Type:
Educational Exhibit
Keywords:
Arteries / Aorta, Vascular, Interventional vascular, CT-Angiography, Catheter arteriography, Stents, Surgery, Dissection, Haemorrhage, Dilatation
Authors:
G. Genadiev1, S. Comelli1, C. Ganau1, P. Enne1, A. Ferrari2, D. Giuseppe1, F. Spanu1, S. Camparini1; 1Cagliari/IT, 2Monserrato/IT
DOI:
10.26044/ecr2019/C-3606
Background
Aortic dissections are a complex disease that presents unique challenges.
About one-third of patients with type B aortic dissections (TBAD) present with complications such as continuous aortic expansion,
rupture,
malpefrusion,
uncontrollable pain or hypertension.[1] Ruptured type B aortic dissections (rTBAD) are a leading cause of death occurring at a rate of 3.6-20%.[2] Thoracic aortic endografting (TEVAR) is indicated as a first-choice therapy for complicated TBADs according to the recent ESVS guidelines (Level IC evidence).
[3] Most large case series or reimbursment code reviews published,
however,
do not deal specifically with ruptures and there is paucity of references in Literature on how to address specific issues regarding the pathology which may present at any diagnostic,
primary and secondary treatment stages.
[4][5][6] The premise of TEVAR for TBAD treatment is that the coverage of the entry tear will lead to reduced pressure and therefore flow in the false lumen (FL) and expansion of the true lumen (TL) and stimulate positive aortic remodeling.
On the other hand when a rupture is present the uncertainty of the persistence of the FL and therefore continual leakage of blood and maintenance of the shock state is a real possibility.
Furthermore there are sizing issues in such patients as the aortic diameter can be smaller in the setting of hypotension thus opening up possibilities of endoleaks when normotension is established.
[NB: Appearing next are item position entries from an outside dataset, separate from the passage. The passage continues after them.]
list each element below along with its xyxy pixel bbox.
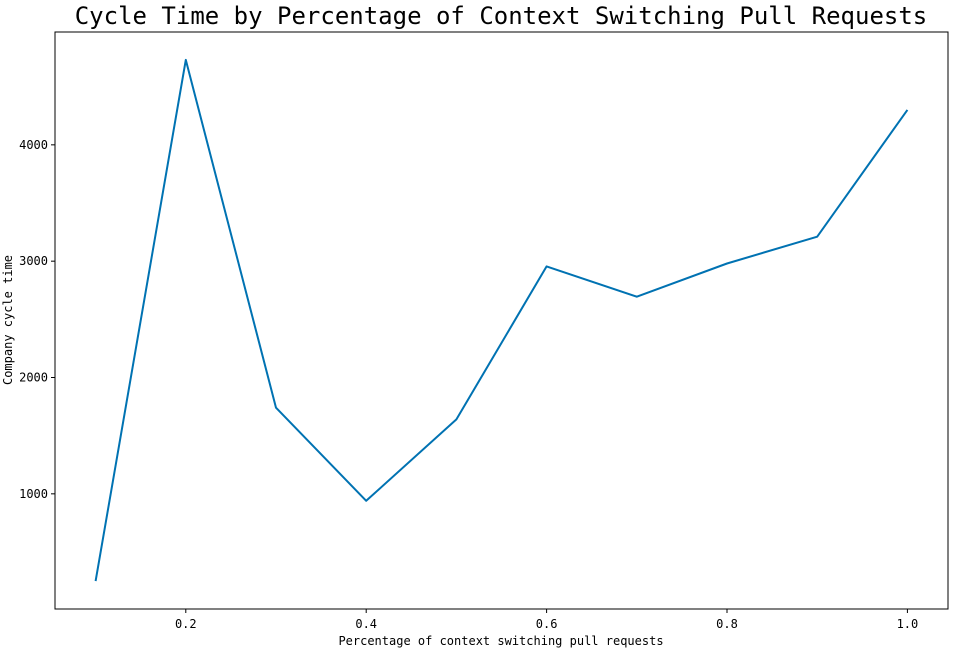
data-point [275, 407, 277, 409]
data-point [365, 500, 367, 502]
y-tick-label: 2000 [19, 371, 48, 385]
data-point [816, 236, 818, 238]
data-point [185, 59, 187, 61]
y-tick-label: 4000 [19, 138, 48, 152]
x-axis-label: Percentage of context switching pull req… [338, 634, 663, 648]
y-tick-label: 1000 [19, 487, 48, 501]
data-point [95, 580, 97, 582]
x-tick-label: 0.6 [536, 617, 558, 631]
x-axis-ticks: 0.2 0.4 0.6 0.8 1.0 [175, 609, 918, 631]
data-point [636, 296, 638, 298]
chart-title: Cycle Time by Percentage of Context Swit… [75, 2, 928, 30]
series-layer [94, 58, 909, 582]
data-point [726, 263, 728, 265]
y-axis-ticks: 1000 2000 3000 4000 [19, 138, 55, 501]
data-point [546, 265, 548, 267]
x-tick-label: 0.8 [716, 617, 738, 631]
x-tick-label: 0.4 [355, 617, 377, 631]
data-point [455, 418, 457, 420]
y-axis-label: Company cycle time [1, 255, 15, 385]
y-tick-label: 3000 [19, 254, 48, 268]
x-tick-label: 1.0 [897, 617, 919, 631]
x-tick-label: 0.2 [175, 617, 197, 631]
plot-area [54, 31, 949, 610]
data-point [906, 109, 908, 111]
series-line [94, 58, 909, 582]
An important issue is the length of coverage of the aorta.
It can be logical to cover the whole descending aorta up to the celiac trunk but is this always necessary? Spinal cord ischemia is a rare complication of TEVAR but the probability increases the more aorta is covered and even more when hypotension is dominant.
Additionally extensive coverage of the aorta might render future endovascular interventions at the more distal level difficult or impossible.
Perhaps an approach of covering the entry tear and the suspected rupture site and then evaluating the need to do more in a patient-specific manner is more appropriate.